1. Give the Synthesis of Chemical Reactions?

Answer: When making a new substance from the other substances, chemists say that either they carry out a synthesis or synthesize the new material. Reactants are converted to products, and the process is symbolized by the chemical equation.

For example, sulfur (S) and iron (Fe) combine to form iron sulfide (FeS).

Fe(s) + S(s) → FeS(s)

2. What are the Decomposition Reactions?

Answer: In 1774, the scientist named “Joseph Priestley” turned his curiosity to the mineral known as cinnabar, which is a red brick mineral. When he exposed the mineral to sunlight magnified using a strong magnifying lens, he discovered a gas that he described as having a "exalted character" since a candle burned brightly in the gas (Priestley - in 1775).

Without realizing it, Priestley had discovered oxygen as a result of the decomposition reaction. Often, the decomposition reactions are thought of as the opposite of synthesis reactions since they involve a compound that is broken down either into simpler compounds or even elements. Priestley had used heat to break down mercury (II) oxide (also known as cinnabar) into its individual elements in the case of oxygen.

3. What are Combustion Reactions?

Answer: The controlled use of the fire was given as a crucial development for early civilization. While it is not easy to pin down the actual time that humans first tamed the combustion reactions, which produce fire, according to a recent study, it occurred at least a million years ago in a South African cave (in Berna et al. 2012).

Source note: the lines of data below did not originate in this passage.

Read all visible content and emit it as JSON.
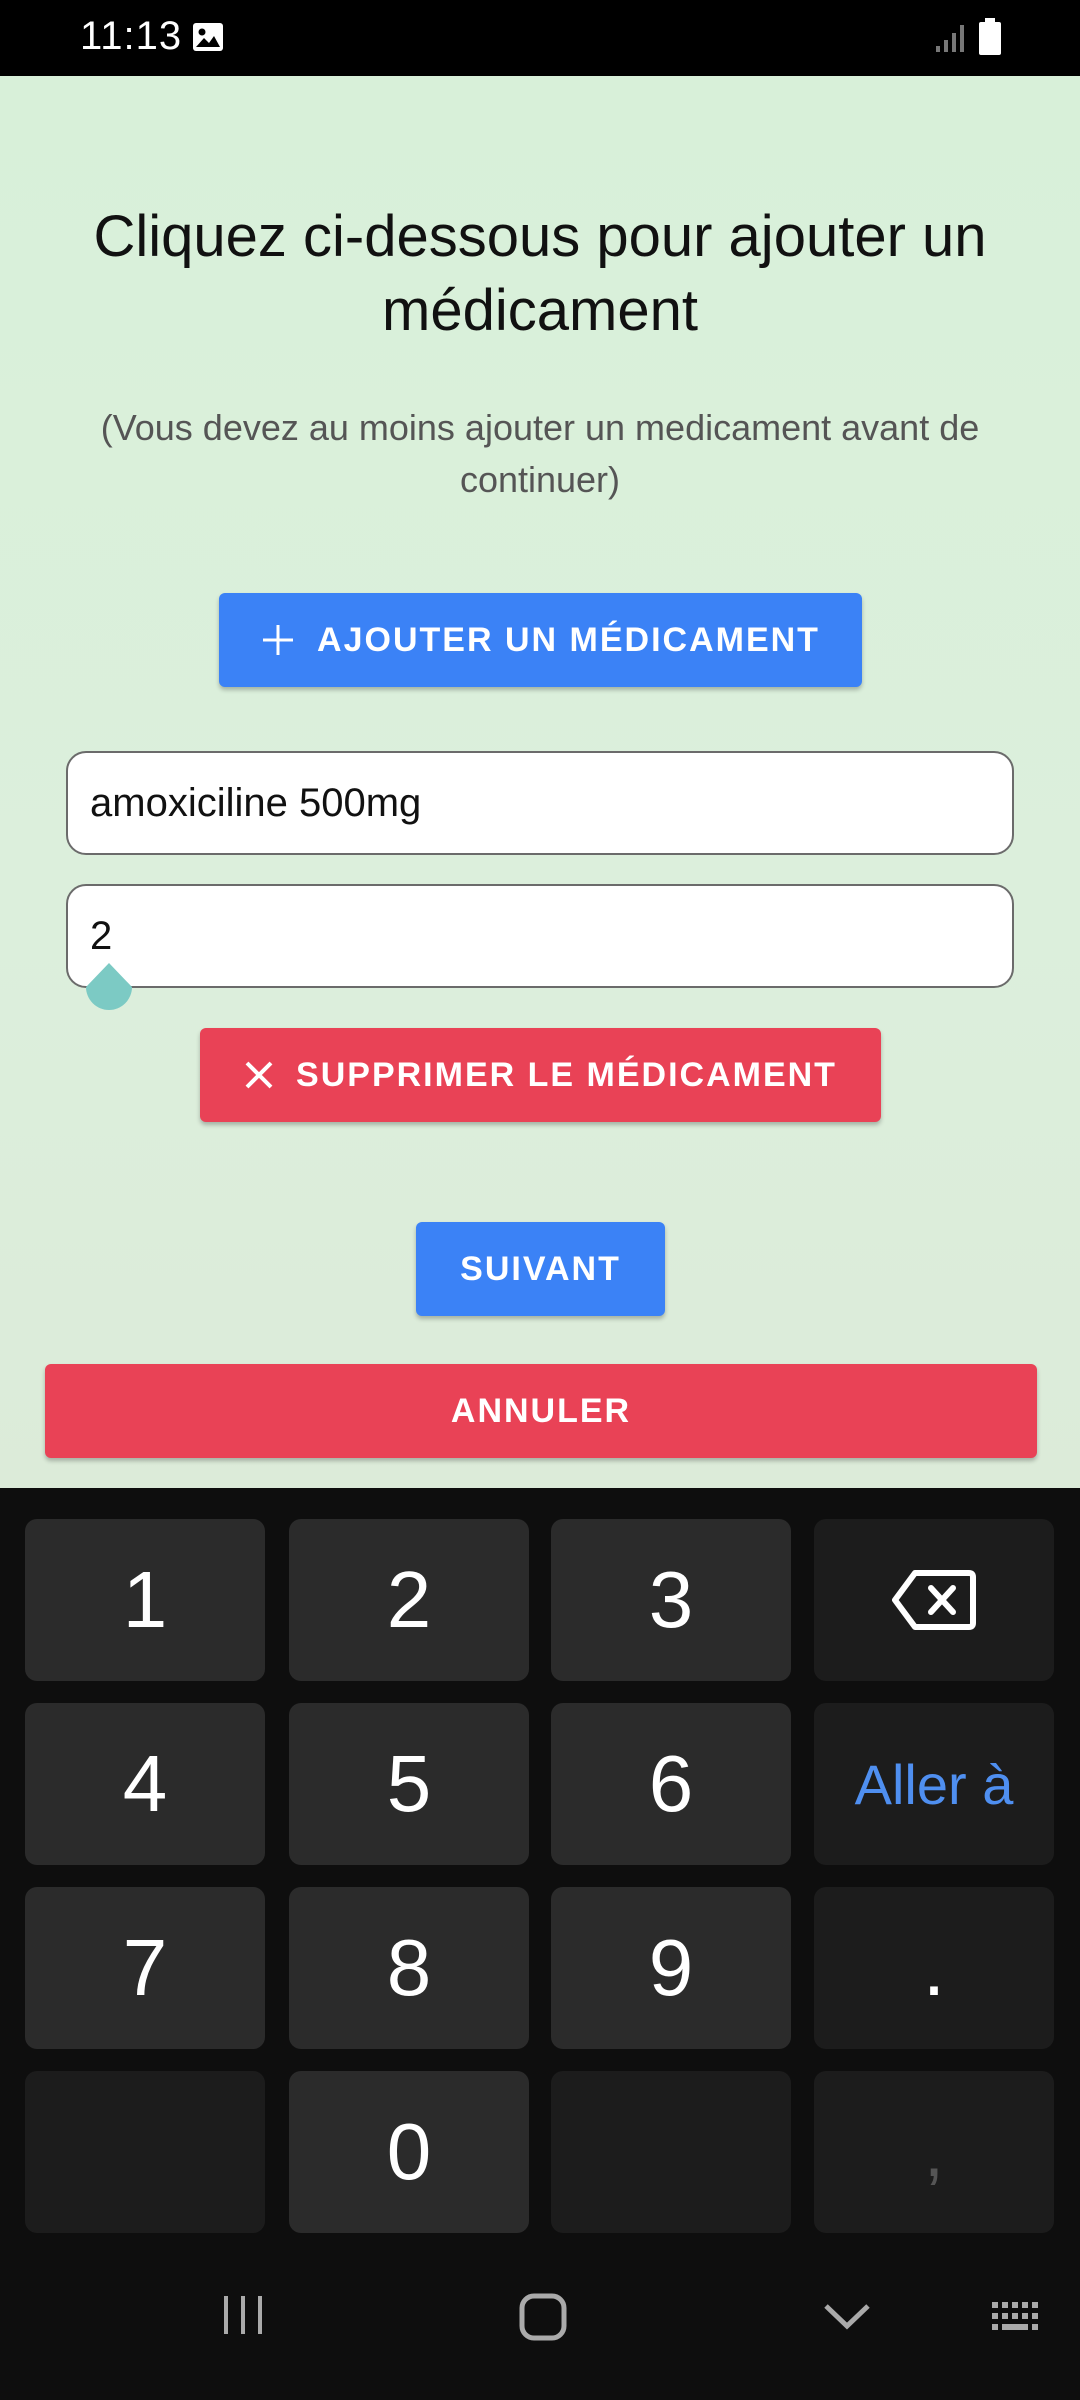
{
  "status_bar": {
    "time": "11:13",
    "icons": [
      "gallery-icon",
      "signal-icon",
      "battery-icon"
    ]
  },
  "screen": {
    "title": "Cliquez ci-dessous pour ajouter un médicament",
    "subtitle": "(Vous devez au moins ajouter un medicament avant de continuer)",
    "add_button": {
      "icon": "plus-icon",
      "label": "AJOUTER UN MÉDICAMENT"
    },
    "medication": {
      "name_value": "amoxiciline 500mg",
      "quantity_value": "2"
    },
    "delete_button": {
      "icon": "close-icon",
      "label": "SUPPRIMER LE MÉDICAMENT"
    },
    "next_button": {
      "label": "SUIVANT"
    },
    "cancel_button": {
      "label": "ANNULER"
    }
  },
  "colors": {
    "primary": "#3b82f6",
    "danger": "#e94256",
    "background": "#d8f0d9",
    "keyboard_accent": "#4f8ff0"
  },
  "keyboard": {
    "keys": [
      "1",
      "2",
      "3",
      "4",
      "5",
      "6",
      "7",
      "8",
      "9",
      "0"
    ],
    "go_label": "Aller à",
    "dot_label": ".",
    "comma_label": ","
  }
}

Chemically, the combustion is no more than the reaction of Fuel (oil, wood, gasoline.) with oxygen. For combustion to occur, there must be oxygen and fuel gas. However, often, these reactions need activation energy, which can be provided either by a ‘spark’ or a source of energy for ignition. Oxygen, Fuel, and energy are the three things that makeup what is known as the fire triangle, and any one of them being absent means that combustion will not occur.

4. What are the Kinetic Considerations?

Answer: Commonly, chemical reactions require an initial input of energy to start the process. However, the combustion of paper, wood or methane is said to be an exothermic process, a burning match or a spark or is required to initiate this reaction. The energy that is supplied by a match arises from an exothermic chemical reaction, which is itself initiated by the frictional heat generated by rubbing the match on a suitable surface.

In a few reactions, the energy to initiate a reaction can be provided by the light. A number of reactions in Earth’s atmosphere are either photochemical or light-driven reactions, which are initiated by solar radiation. An example is given as transformation of ozone (O3) into oxygen (O2) in the troposphere. The absorption of Uv light from the Sun to initiate this reaction potentially prevents harmful high-energy radiation from reaching the surface of Earth.